A few years ago, Sleeper Cell, another programme on US TV, attempted a similar concept but set in the present day — with Islamic terrorists fighting the CIA on American soil. Yet its plot felt hyperbolic and out of touch with reality. The lure of dramatic embellishment also holds back other popular shows about domestic terrorism such as Homeland and 24, which offer escapist fantasies about American security measures but struggle to top each increasingly outlandish plot point with events that are even more extreme.

Though it’s set in the past, the timing for The Americans couldn't be better. In the wake of the Edward Snowden revelations, US culture has grown more paranoid than ever about what its government is willing to do in the name of security. The Americans’ KGB agents may use unsettling tactics including seduction, blackmail and murder – but their opposition in the US doesn't exactly take the high road. In fact, the FBI uses many of the same techniques as the KGB. And when an FBI supervisor meets his KGB counterpoint on a chilly street and says, "You target our people, we target yours," it's hard to determine which side can claim moral righteousness. A scene like this would have been unthinkable in American pop culture of the 1980s, with its strict divide between us and them, heroes and villains. Just think of jingoistic films like Red Dawn, Rocky IV and Rambo: First Blood Part II. The Americans projects contemporary fears about government overreach into the past.

Shades of grey

A revision of the typical Hollywood perspective on the Cold War fits in well with the mood of television today. Since Breaking Bad, the medium has been drawn to anti-heroes. But The Americans goes one step further. By the end of Breaking Bad, there's no doubting Walter White's intrinsic villainy, but in the case of The Americans, nothing is certain. Both sides are passionate about their cause and prisoners to it.
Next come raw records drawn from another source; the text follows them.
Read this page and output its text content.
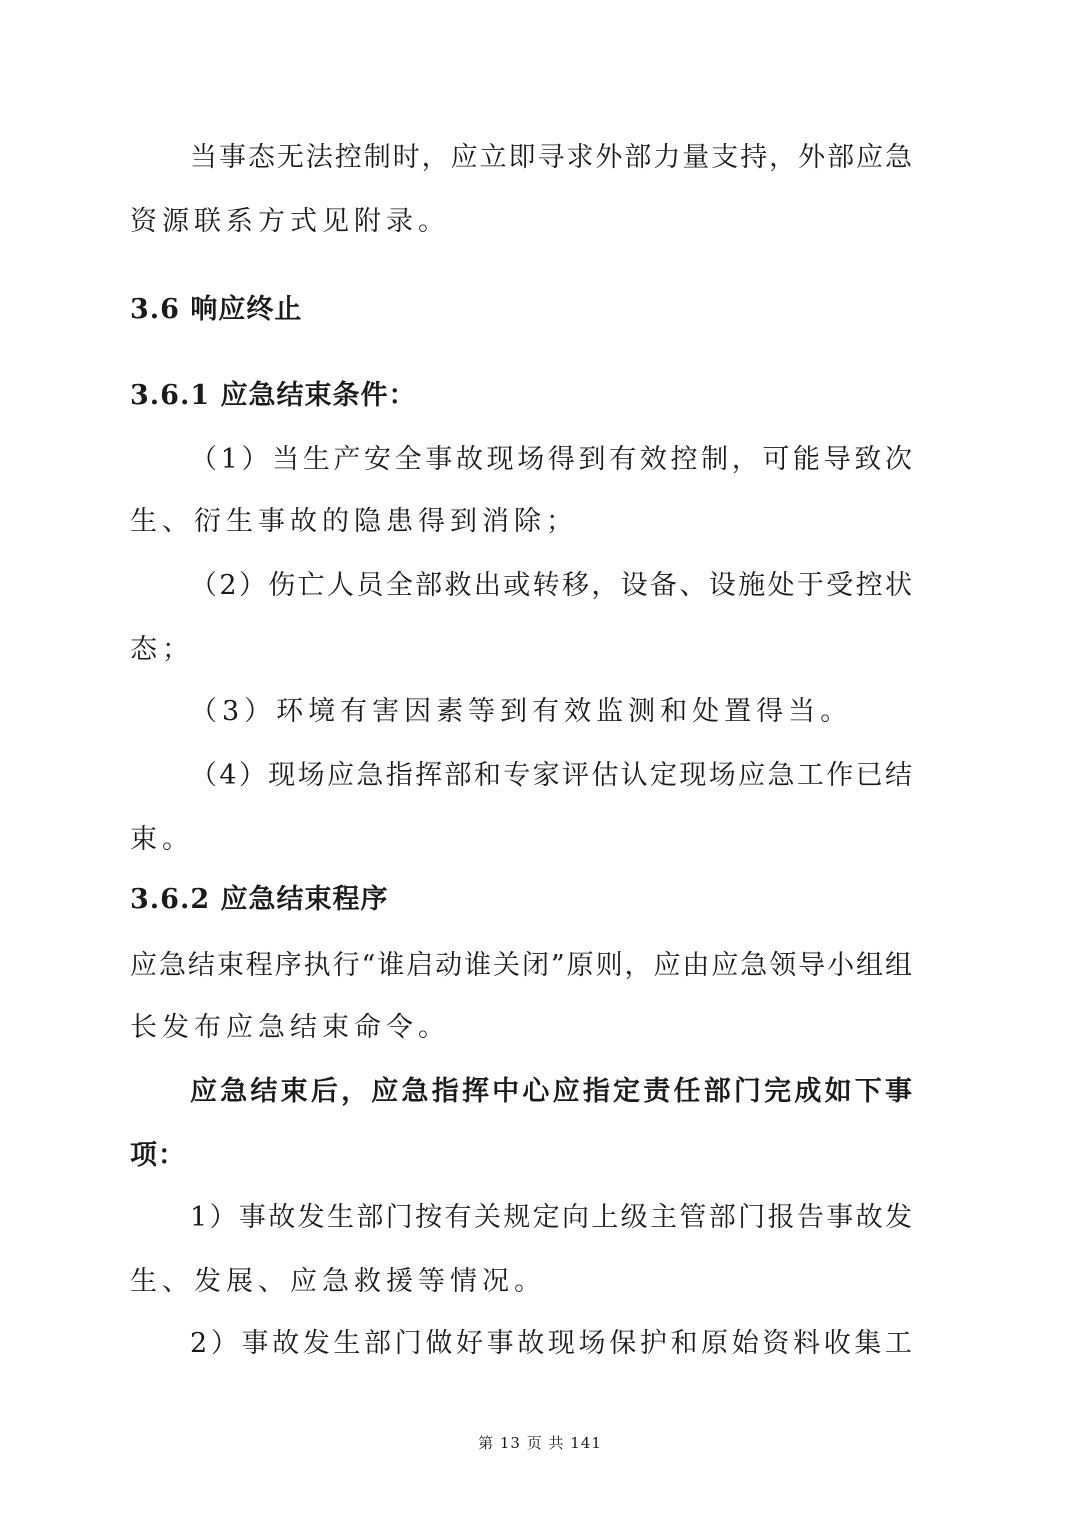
当事态无法控制时，应立即寻求外部力量支持，外部应急
资源联系方式见附录。
3.6 响应终止
3.6.1 应急结束条件：
（1）当生产安全事故现场得到有效控制，可能导致次
生、衍生事故的隐患得到消除；
（2）伤亡人员全部救出或转移，设备、设施处于受控状
态；
（3）环境有害因素等到有效监测和处置得当。
（4）现场应急指挥部和专家评估认定现场应急工作已结
束。
3.6.2 应急结束程序
应急结束程序执行“谁启动谁关闭”原则，应由应急领导小组组
长发布应急结束命令。
应急结束后，应急指挥中心应指定责任部门完成如下事
项：
1）事故发生部门按有关规定向上级主管部门报告事故发
生、发展、应急救援等情况。
2）事故发生部门做好事故现场保护和原始资料收集工
第 13 页 共 141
And the show even subverts the idea of patriotism itself by engaging with the messy humanity behind national conflicts. Philip is accused of liking life in the US too much, while Elizabeth weighs her duty to Mother Russia against her maternal instincts. (Her two children remain in the dark about their parents' missions.) The dinner table silence that concluded the second season followed the revelation of the couple's orders to turn their daughter Paige over to the KGB, who will force her to become a spy and face terrible danger. With the Jennings divided between professional and personal obligations, the season finale contained an unnerving sense of ambiguity about what might happen next.

The Americans makes history personal – and maybe even turns these Russian spies into the good guys, as it becomes clear that they are captives of their home country’s government as much as they are its agents. Far from being yet another ‘us v them’ story of the Cold War, Philip and Elizabeth’s escapades ultimately have us questioning the idea of national identity itself. That’s how you make the Cold War burn with new relevance.